The order matters. The bottom tier sits flat on the table, has the largest surface area, and gives you the most slices. Start there.
Before you cut, remove the upper tiers. They sit on cake boards supported by internal dowels (usually wooden food-safe sticks). The dowels are hidden inside the tier below, going about 2cm into the sponge. Lift the upper tier straight up — the cake board comes with it. Set it on a clean surface.
For the bottom tier (typically 10-inch or 12-inch round), cut a circle 4cm in from the outer edge. This gives you a ring of slices. Cut the ring into 3cm-wide slices. Repeat with progressively smaller concentric rings. You will get more slices this way than by cutting wedges.
A long serrated knife works best. Wipe the blade with a damp cloth between each cut to keep the frosting from sticking and tearing.
For the second tier, same process — concentric rings, 3cm-wide slices.

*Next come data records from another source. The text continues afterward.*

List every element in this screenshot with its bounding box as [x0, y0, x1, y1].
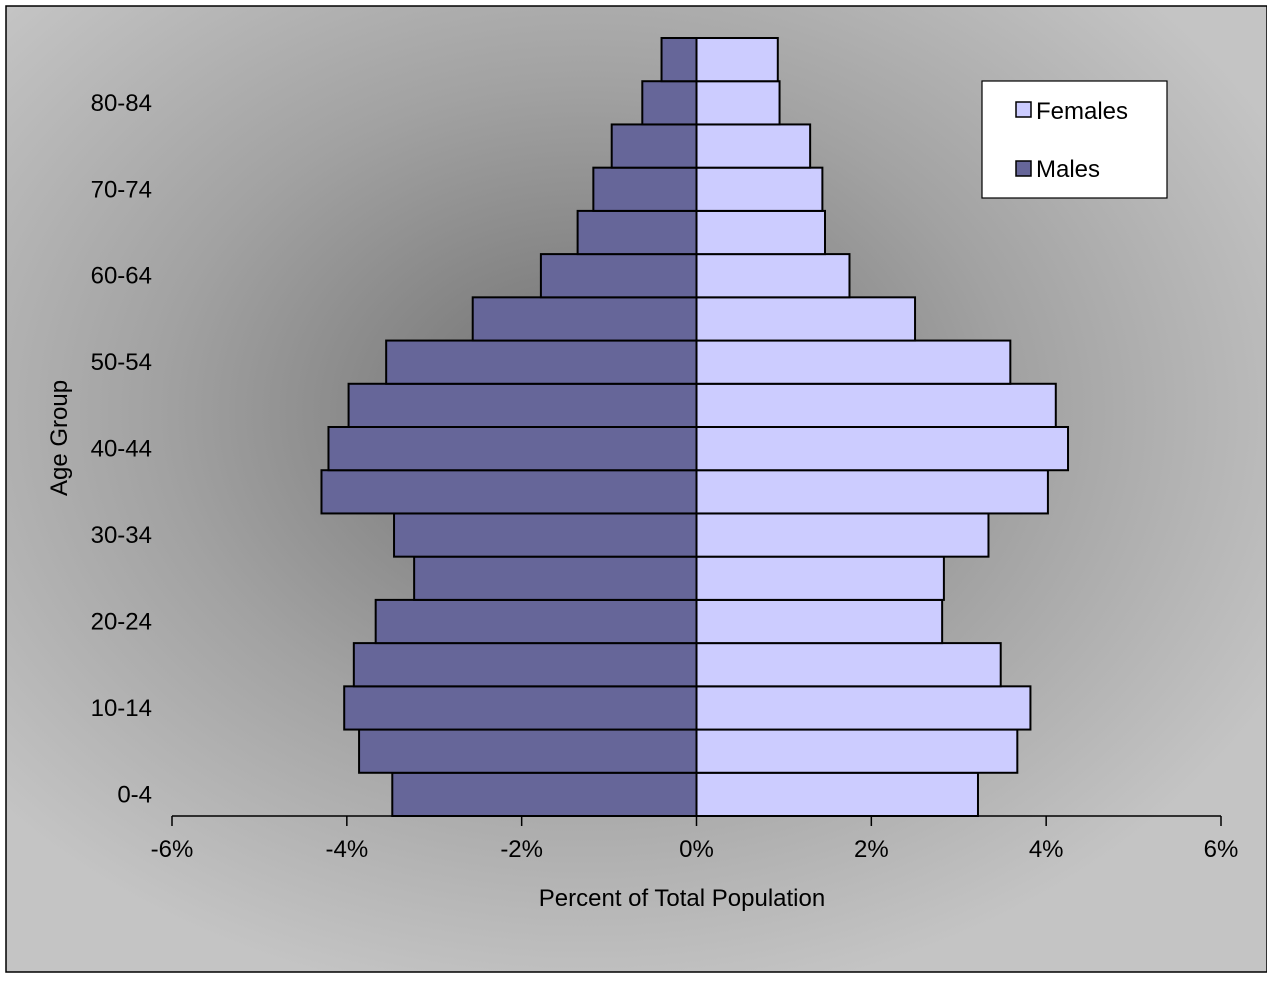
bar-males-80-84: [641, 80, 698, 126]
bar-males-5-9: [358, 728, 698, 774]
x-tick-label: 2%: [854, 836, 889, 863]
bar-females-70-74: [695, 166, 824, 212]
x-tick-label: -6%: [151, 836, 194, 863]
bar-males-45-49: [347, 382, 698, 428]
y-axis-title: Age Group: [46, 380, 73, 496]
bar-males-85+: [660, 37, 698, 83]
x-tick-label: 0%: [679, 836, 714, 863]
bar-males-25-29: [413, 555, 698, 601]
bar-females-5-9: [695, 728, 1019, 774]
x-tick-label: 4%: [1029, 836, 1064, 863]
bar-females-75-79: [695, 123, 812, 169]
bar-females-35-39: [695, 469, 1049, 515]
bar-males-75-79: [610, 123, 698, 169]
bar-females-15-19: [695, 642, 1002, 688]
x-axis: -6% -4% -2% 0% 2% 4% 6%: [151, 815, 1239, 863]
y-tick-label: 20-24: [91, 609, 152, 636]
bar-females-60-64: [695, 253, 851, 299]
bar-males-35-39: [320, 469, 698, 515]
y-tick-label: 50-54: [91, 349, 152, 376]
y-axis-labels: 0-4 10-14 20-24 30-34 40-44 50-54 60-64 70-74 80…: [91, 90, 152, 809]
bar-females-80-84: [695, 80, 781, 126]
y-tick-label: 30-34: [91, 522, 152, 549]
bar-males-60-64: [539, 253, 698, 299]
x-tick-label: 6%: [1204, 836, 1239, 863]
bar-females-0-4: [695, 771, 979, 817]
x-axis-title: Percent of Total Population: [539, 885, 825, 912]
bar-females-45-49: [695, 382, 1057, 428]
legend: Females Males: [981, 80, 1168, 199]
bar-males-50-54: [385, 339, 698, 385]
bar-females-10-14: [695, 685, 1032, 731]
bar-males-30-34: [393, 512, 698, 558]
bar-females-50-54: [695, 339, 1012, 385]
y-tick-label: 40-44: [91, 436, 152, 463]
y-tick-label: 10-14: [91, 695, 152, 722]
bar-females-20-24: [695, 598, 944, 645]
bar-females-85+: [695, 37, 779, 83]
bar-males-20-24: [374, 598, 698, 645]
bar-males-65-69: [576, 209, 698, 256]
bar-females-65-69: [695, 209, 827, 256]
bar-females-55-59: [695, 296, 917, 342]
legend-box: [981, 80, 1168, 199]
legend-label-males: Males: [1036, 156, 1100, 183]
legend-swatch-females: [1015, 101, 1032, 118]
bar-males-10-14: [343, 685, 698, 731]
bar-males-55-59: [471, 296, 698, 342]
bar-females-40-44: [695, 426, 1070, 472]
legend-swatch-males: [1015, 160, 1032, 177]
legend-label-females: Females: [1036, 98, 1128, 125]
bar-males-70-74: [592, 166, 698, 212]
x-tick-label: -4%: [325, 836, 368, 863]
bars-layer: [320, 37, 1070, 817]
bar-males-40-44: [327, 426, 698, 472]
y-tick-label: 80-84: [91, 90, 152, 117]
x-tick-label: -2%: [500, 836, 543, 863]
y-tick-label: 70-74: [91, 176, 152, 203]
bar-females-25-29: [695, 555, 945, 601]
bar-males-0-4: [391, 771, 698, 817]
y-tick-label: 60-64: [91, 263, 152, 290]
y-tick-label: 0-4: [117, 781, 152, 808]
bar-males-15-19: [352, 642, 698, 688]
bar-females-30-34: [695, 512, 990, 558]
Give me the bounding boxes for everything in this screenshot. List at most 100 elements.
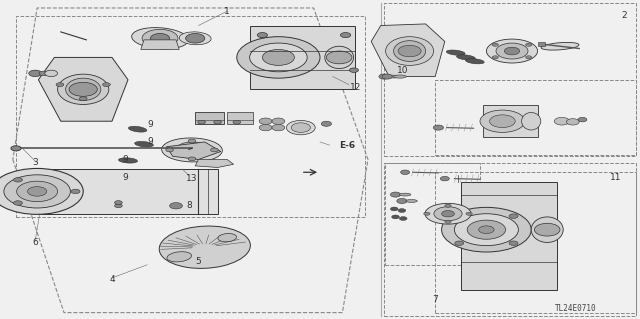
Circle shape — [115, 201, 122, 204]
Text: 4: 4 — [109, 275, 115, 284]
Circle shape — [398, 209, 406, 212]
Circle shape — [211, 148, 218, 152]
Ellipse shape — [179, 32, 211, 45]
Circle shape — [115, 204, 122, 208]
Text: 13: 13 — [186, 174, 198, 183]
Circle shape — [198, 120, 205, 124]
Circle shape — [79, 97, 87, 100]
Ellipse shape — [325, 46, 354, 69]
Circle shape — [237, 37, 320, 78]
Ellipse shape — [541, 42, 579, 50]
Ellipse shape — [531, 217, 563, 242]
Ellipse shape — [132, 28, 188, 49]
Circle shape — [17, 181, 58, 202]
Circle shape — [188, 139, 196, 143]
Circle shape — [445, 204, 451, 207]
Circle shape — [321, 121, 332, 126]
Ellipse shape — [65, 78, 101, 100]
Circle shape — [480, 110, 525, 132]
Circle shape — [390, 207, 398, 211]
Polygon shape — [461, 182, 557, 290]
Text: 11: 11 — [610, 173, 621, 182]
Polygon shape — [195, 160, 234, 167]
Circle shape — [492, 43, 499, 46]
Text: 9: 9 — [148, 137, 153, 146]
Circle shape — [11, 146, 21, 151]
Text: E-6: E-6 — [339, 141, 355, 150]
Circle shape — [69, 82, 97, 96]
Ellipse shape — [287, 120, 315, 135]
Circle shape — [45, 70, 58, 77]
Circle shape — [259, 124, 272, 131]
Circle shape — [392, 215, 399, 219]
Polygon shape — [483, 105, 538, 137]
Circle shape — [440, 176, 449, 181]
Circle shape — [71, 189, 80, 194]
Ellipse shape — [159, 226, 250, 268]
Circle shape — [257, 33, 268, 38]
Ellipse shape — [486, 39, 538, 63]
Polygon shape — [250, 26, 355, 89]
Circle shape — [340, 33, 351, 38]
Circle shape — [272, 124, 285, 131]
Text: 10: 10 — [397, 66, 409, 75]
Circle shape — [554, 117, 570, 125]
Text: 6: 6 — [33, 238, 38, 247]
Text: 3: 3 — [33, 158, 38, 167]
Circle shape — [214, 120, 221, 124]
Ellipse shape — [425, 204, 471, 224]
Circle shape — [424, 212, 430, 215]
Circle shape — [399, 217, 407, 220]
Circle shape — [578, 117, 587, 122]
Circle shape — [401, 170, 410, 174]
Circle shape — [467, 220, 506, 239]
Circle shape — [397, 198, 407, 204]
Circle shape — [349, 68, 358, 72]
Ellipse shape — [118, 158, 138, 163]
Ellipse shape — [446, 50, 465, 55]
Text: 2: 2 — [621, 11, 627, 20]
Ellipse shape — [125, 171, 144, 176]
Circle shape — [170, 203, 182, 209]
Circle shape — [525, 56, 532, 59]
Circle shape — [479, 226, 494, 234]
Circle shape — [496, 43, 528, 59]
Circle shape — [186, 33, 205, 43]
Circle shape — [466, 212, 472, 215]
Text: TL24E0710: TL24E0710 — [555, 304, 597, 313]
Polygon shape — [141, 40, 179, 49]
Ellipse shape — [129, 126, 147, 132]
Circle shape — [166, 148, 173, 152]
Circle shape — [534, 223, 560, 236]
Circle shape — [233, 120, 241, 124]
Circle shape — [379, 74, 389, 79]
Circle shape — [509, 241, 518, 245]
Circle shape — [262, 49, 294, 65]
Circle shape — [176, 142, 208, 158]
Circle shape — [433, 125, 444, 130]
Circle shape — [442, 211, 454, 217]
Bar — [195, 112, 224, 124]
Text: 12: 12 — [349, 83, 361, 92]
Circle shape — [509, 214, 518, 219]
Polygon shape — [38, 57, 128, 121]
Circle shape — [434, 207, 462, 221]
Circle shape — [272, 118, 285, 124]
Circle shape — [455, 241, 464, 245]
Circle shape — [455, 214, 464, 219]
Circle shape — [382, 74, 392, 79]
Ellipse shape — [58, 74, 109, 105]
Text: 1: 1 — [225, 7, 230, 16]
Circle shape — [184, 146, 200, 154]
Text: 9: 9 — [122, 173, 127, 182]
Ellipse shape — [162, 138, 222, 162]
Ellipse shape — [399, 193, 411, 196]
Ellipse shape — [134, 141, 154, 147]
Circle shape — [291, 123, 310, 132]
Circle shape — [525, 43, 532, 46]
Ellipse shape — [218, 234, 237, 242]
Bar — [538, 42, 545, 46]
Ellipse shape — [394, 75, 406, 78]
Circle shape — [56, 83, 64, 86]
Circle shape — [442, 207, 531, 252]
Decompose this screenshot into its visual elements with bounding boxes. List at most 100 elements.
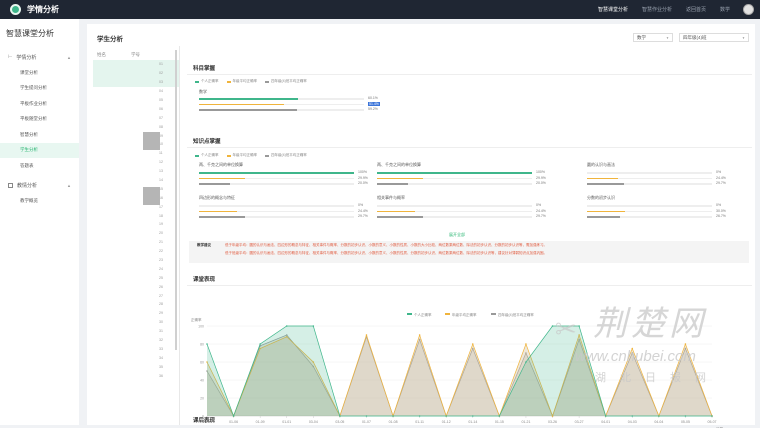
- student-number: 36: [159, 373, 163, 378]
- table-row[interactable]: 30: [93, 318, 179, 327]
- progress-value: 0%: [716, 170, 722, 174]
- data-point: [525, 361, 527, 363]
- sidebar-item-student[interactable]: 学生分析: [0, 142, 79, 158]
- top-nav-classroom[interactable]: 智慧课堂分析: [597, 7, 628, 13]
- scrollbar[interactable]: [175, 50, 177, 350]
- table-row[interactable]: 14: [93, 176, 179, 185]
- table-row[interactable]: 02: [93, 68, 179, 78]
- table-row[interactable]: 05: [93, 96, 179, 105]
- subject-select[interactable]: 数学 ▼: [633, 33, 673, 42]
- table-row[interactable]: 27: [93, 291, 179, 300]
- progress-bar-row: 20.0%: [199, 181, 369, 187]
- student-list: 姓名 学号 01 02 03 04 05 06 07 08 09 10 11 12 13 14 15 16 17…: [93, 50, 179, 425]
- student-number: 31: [159, 329, 163, 334]
- expand-all-link[interactable]: 展开全部: [449, 232, 465, 237]
- table-row[interactable]: 32: [93, 336, 179, 345]
- table-row[interactable]: 12: [93, 158, 179, 167]
- progress-value: 100%: [358, 170, 367, 174]
- sidebar-item-homework[interactable]: 平板作业分析: [20, 100, 47, 106]
- table-row[interactable]: 34: [93, 353, 179, 362]
- table-row[interactable]: 19: [93, 220, 179, 229]
- x-tick-label: 01-14: [468, 420, 477, 424]
- table-row[interactable]: 17: [93, 202, 179, 211]
- table-row[interactable]: 08: [93, 122, 179, 131]
- data-point: [312, 365, 315, 368]
- top-nav-subject[interactable]: 数学: [719, 7, 730, 13]
- subject-legend: 个人正确率 年级平均正确率 四年级(4)班平均正确率: [195, 79, 307, 84]
- table-row[interactable]: 35: [93, 362, 179, 371]
- table-row[interactable]: 20: [93, 229, 179, 238]
- knowledge-item: 四边形的概念与特征 0% 24.4% 29.7%: [199, 195, 369, 220]
- sidebar-item-questions[interactable]: 学生提问分析: [20, 85, 47, 91]
- knowledge-item-label: 圆的认识与画法: [587, 162, 615, 167]
- table-row[interactable]: 23: [93, 256, 179, 265]
- data-point: [339, 415, 341, 417]
- sidebar-group-teaching[interactable]: 教情分析 ▲: [0, 178, 79, 194]
- progress-bar-row: 29.9%: [199, 176, 369, 182]
- table-row[interactable]: 24: [93, 264, 179, 273]
- data-point: [206, 361, 208, 363]
- chevron-down-icon: ▼: [742, 35, 745, 40]
- table-row[interactable]: 18: [93, 211, 179, 220]
- progress-track: [199, 205, 354, 207]
- top-nav-homework[interactable]: 智慧作业分析: [641, 7, 672, 13]
- sidebar-item-overview[interactable]: 教学概览: [20, 198, 38, 204]
- table-row[interactable]: 21: [93, 238, 179, 247]
- table-row[interactable]: 28: [93, 300, 179, 309]
- table-row[interactable]: 29: [93, 309, 179, 318]
- progress-bar-row: 26.7%: [587, 214, 757, 220]
- table-row[interactable]: 07: [93, 113, 179, 122]
- progress-fill: [587, 210, 625, 213]
- sidebar-item-quiz[interactable]: 平板随堂分析: [20, 116, 47, 122]
- avatar[interactable]: [743, 4, 754, 15]
- table-row[interactable]: 36: [93, 371, 179, 380]
- classroom-section-title: 课堂表现: [193, 277, 216, 283]
- knowledge-item: 分数的初步认识 0% 30.0% 26.7%: [587, 195, 757, 220]
- table-row[interactable]: 22: [93, 247, 179, 256]
- progress-bar-row: 24.4%: [199, 209, 369, 215]
- progress-fill: [199, 109, 297, 111]
- app-logo-icon: [10, 4, 21, 15]
- table-row[interactable]: 10: [93, 140, 179, 149]
- table-row[interactable]: 26: [93, 282, 179, 291]
- table-row[interactable]: 01: [93, 60, 179, 69]
- progress-track: [587, 177, 712, 180]
- progress-fill: [199, 210, 237, 213]
- table-row[interactable]: 03: [93, 77, 179, 87]
- table-row[interactable]: 15: [93, 184, 179, 193]
- table-row[interactable]: 16: [93, 193, 179, 202]
- data-point: [206, 370, 208, 372]
- sidebar-group-learning[interactable]: ⊢ 学情分析 ▲: [0, 49, 79, 65]
- table-row[interactable]: 25: [93, 273, 179, 282]
- data-point: [684, 415, 687, 417]
- table-row[interactable]: 09: [93, 131, 179, 140]
- sidebar-item-answer-sheet[interactable]: 答题表: [20, 162, 34, 168]
- table-row[interactable]: 31: [93, 327, 179, 336]
- data-point: [392, 415, 394, 417]
- data-point: [525, 352, 527, 354]
- x-tick-label: 03-26: [548, 420, 557, 424]
- progress-fill: [377, 210, 415, 213]
- class-select[interactable]: 四年级(4)班 ▼: [679, 33, 749, 42]
- top-bar: 学情分析 智慧课堂分析 智慧作业分析 返回首页 数学: [0, 0, 760, 19]
- subject-bars: 60.1% 51.4% 59.2%: [199, 96, 380, 113]
- table-row[interactable]: 33: [93, 345, 179, 354]
- table-row[interactable]: 11: [93, 149, 179, 158]
- sidebar-title: 智慧课堂分析: [6, 29, 54, 38]
- sidebar-item-smart[interactable]: 智慧分析: [20, 131, 38, 137]
- knowledge-item-label: 两、千克之间的单位换算: [199, 162, 243, 167]
- x-tick-label: 05-07: [708, 420, 717, 424]
- student-number: 28: [159, 302, 163, 307]
- data-point: [525, 343, 527, 345]
- x-tick-label: 03-05: [335, 420, 344, 424]
- table-row[interactable]: 06: [93, 104, 179, 113]
- data-point: [631, 415, 634, 417]
- progress-value: 59.2%: [368, 107, 378, 112]
- sidebar-item-classroom[interactable]: 课堂分析: [20, 69, 38, 75]
- knowledge-item-bars: 100% 29.9% 20.0%: [199, 170, 369, 187]
- table-row[interactable]: 13: [93, 167, 179, 176]
- student-list-header: 姓名 学号: [93, 50, 179, 60]
- data-point: [206, 343, 208, 345]
- table-row[interactable]: 04: [93, 87, 179, 96]
- top-nav-home[interactable]: 返回首页: [685, 7, 706, 13]
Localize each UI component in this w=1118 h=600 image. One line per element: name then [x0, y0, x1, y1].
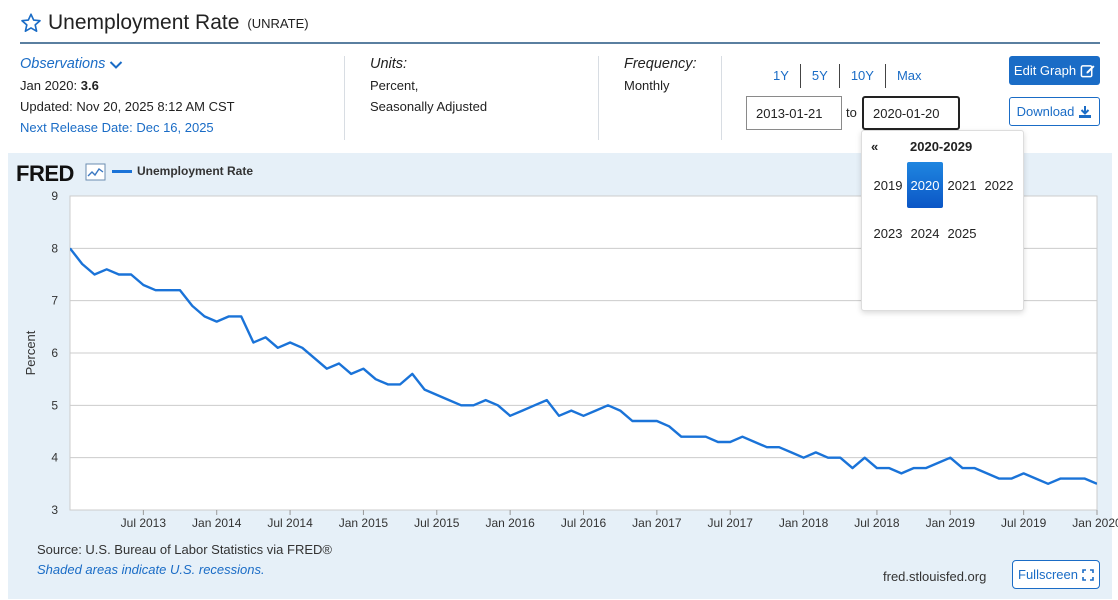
- download-label: Download: [1016, 104, 1075, 119]
- y-tick-label: 3: [51, 503, 58, 517]
- y-tick-label: 6: [51, 346, 58, 360]
- series-line-unemployment-rate: [70, 247, 1097, 485]
- x-tick-label: Jan 2018: [779, 516, 829, 530]
- fred-logo: FRED: [16, 161, 74, 187]
- x-tick-label: Jul 2015: [414, 516, 460, 530]
- header-divider: [20, 42, 1100, 44]
- start-date-input[interactable]: [746, 96, 842, 130]
- year-option[interactable]: 2022: [984, 177, 1014, 193]
- x-tick-label: Jan 2015: [339, 516, 389, 530]
- to-label: to: [846, 105, 857, 120]
- range-5y-button[interactable]: 5Y: [801, 64, 840, 88]
- frequency-value: Monthly: [624, 78, 670, 93]
- year-option[interactable]: 2023: [873, 225, 903, 241]
- graph-icon: [85, 163, 106, 181]
- y-tick-label: 8: [51, 241, 58, 255]
- fullscreen-button[interactable]: Fullscreen: [1012, 560, 1100, 589]
- chart-legend: Unemployment Rate: [112, 164, 253, 178]
- range-10y-button[interactable]: 10Y: [840, 64, 886, 88]
- legend-swatch: [112, 169, 132, 173]
- source-text: Source: U.S. Bureau of Labor Statistics …: [37, 542, 332, 557]
- column-divider: [721, 56, 722, 140]
- end-date-input[interactable]: [862, 96, 960, 130]
- x-tick-label: Jan 2016: [485, 516, 535, 530]
- x-tick-label: Jul 2013: [121, 516, 167, 530]
- latest-value: 3.6: [80, 78, 99, 93]
- latest-observation: Jan 2020: 3.6: [20, 75, 235, 96]
- x-tick-label: Jan 2020: [1072, 516, 1118, 530]
- range-buttons: 1Y 5Y 10Y Max: [762, 64, 933, 88]
- x-tick-label: Jul 2014: [267, 516, 313, 530]
- download-button[interactable]: Download: [1009, 97, 1100, 126]
- page-header: Unemployment Rate (UNRATE): [20, 8, 309, 38]
- x-tick-label: Jan 2014: [192, 516, 242, 530]
- next-release-link[interactable]: Next Release Date: Dec 16, 2025: [20, 120, 214, 135]
- y-tick-label: 9: [51, 189, 58, 203]
- observations-panel: Observations Jan 2020: 3.6 Updated: Nov …: [20, 54, 235, 138]
- year-option[interactable]: 2019: [873, 177, 903, 193]
- x-tick-label: Jul 2016: [561, 516, 607, 530]
- download-icon: [1079, 105, 1092, 118]
- frequency-label: Frequency:: [624, 56, 697, 72]
- range-max-button[interactable]: Max: [896, 68, 922, 83]
- units-adjustment: Seasonally Adjusted: [370, 99, 488, 114]
- year-option[interactable]: 2021: [947, 177, 977, 193]
- y-tick-label: 5: [51, 398, 58, 412]
- picker-prev-button[interactable]: «: [871, 139, 879, 154]
- x-tick-label: Jul 2019: [1001, 516, 1047, 530]
- x-tick-label: Jul 2017: [708, 516, 754, 530]
- year-picker: « 2020-2029 2019 2020 2021 2022 2023 202…: [861, 130, 1024, 311]
- y-axis-label: Percent: [23, 330, 38, 375]
- page-title: Unemployment Rate: [48, 11, 240, 34]
- observations-toggle[interactable]: Observations: [20, 54, 235, 75]
- units-value: Percent,: [370, 78, 419, 93]
- frequency-panel: Frequency: Monthly: [624, 54, 697, 96]
- year-option-selected[interactable]: 2020: [907, 162, 943, 208]
- range-1y-button[interactable]: 1Y: [762, 64, 801, 88]
- picker-decade-label: 2020-2029: [910, 139, 973, 154]
- x-tick-label: Jul 2018: [854, 516, 900, 530]
- fullscreen-icon: [1082, 568, 1094, 581]
- column-divider: [344, 56, 345, 140]
- updated-text: Updated: Nov 20, 2025 8:12 AM CST: [20, 99, 235, 114]
- observations-label: Observations: [20, 56, 106, 72]
- fred-url: fred.stlouisfed.org: [883, 569, 987, 584]
- edit-icon: [1080, 65, 1095, 78]
- y-tick-label: 7: [51, 294, 58, 308]
- units-panel: Units: Percent, Seasonally Adjusted: [370, 54, 487, 117]
- x-tick-label: Jan 2019: [926, 516, 976, 530]
- latest-date: Jan 2020:: [20, 78, 78, 93]
- chevron-down-icon: [110, 60, 123, 69]
- edit-graph-label: Edit Graph: [1013, 63, 1077, 78]
- fred-logo-text: FRED: [16, 161, 74, 186]
- year-option[interactable]: 2024: [910, 225, 940, 241]
- legend-label: Unemployment Rate: [137, 164, 254, 178]
- edit-graph-button[interactable]: Edit Graph: [1009, 56, 1100, 85]
- x-tick-label: Jan 2017: [632, 516, 682, 530]
- y-tick-label: 4: [51, 451, 58, 465]
- year-option[interactable]: 2025: [947, 225, 977, 241]
- column-divider: [598, 56, 599, 140]
- fullscreen-label: Fullscreen: [1018, 567, 1078, 582]
- units-label: Units:: [370, 56, 408, 72]
- recession-note: Shaded areas indicate U.S. recessions.: [37, 562, 265, 577]
- series-id: (UNRATE): [247, 15, 309, 31]
- star-icon[interactable]: [20, 12, 42, 34]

The top tier: traditionally saved for the first anniversary. To save it well, wrap it in three layers of plastic wrap, then a layer of aluminium foil, and freeze. It defrosts overnight at room temperature one year later. Sponge cakes survive this well, fondant survives it surprisingly well, fresh-cream cakes do not.
If you are not saving the top tier, cut it last — it usually has the most decoration and works as the photo cake for the cutting moment.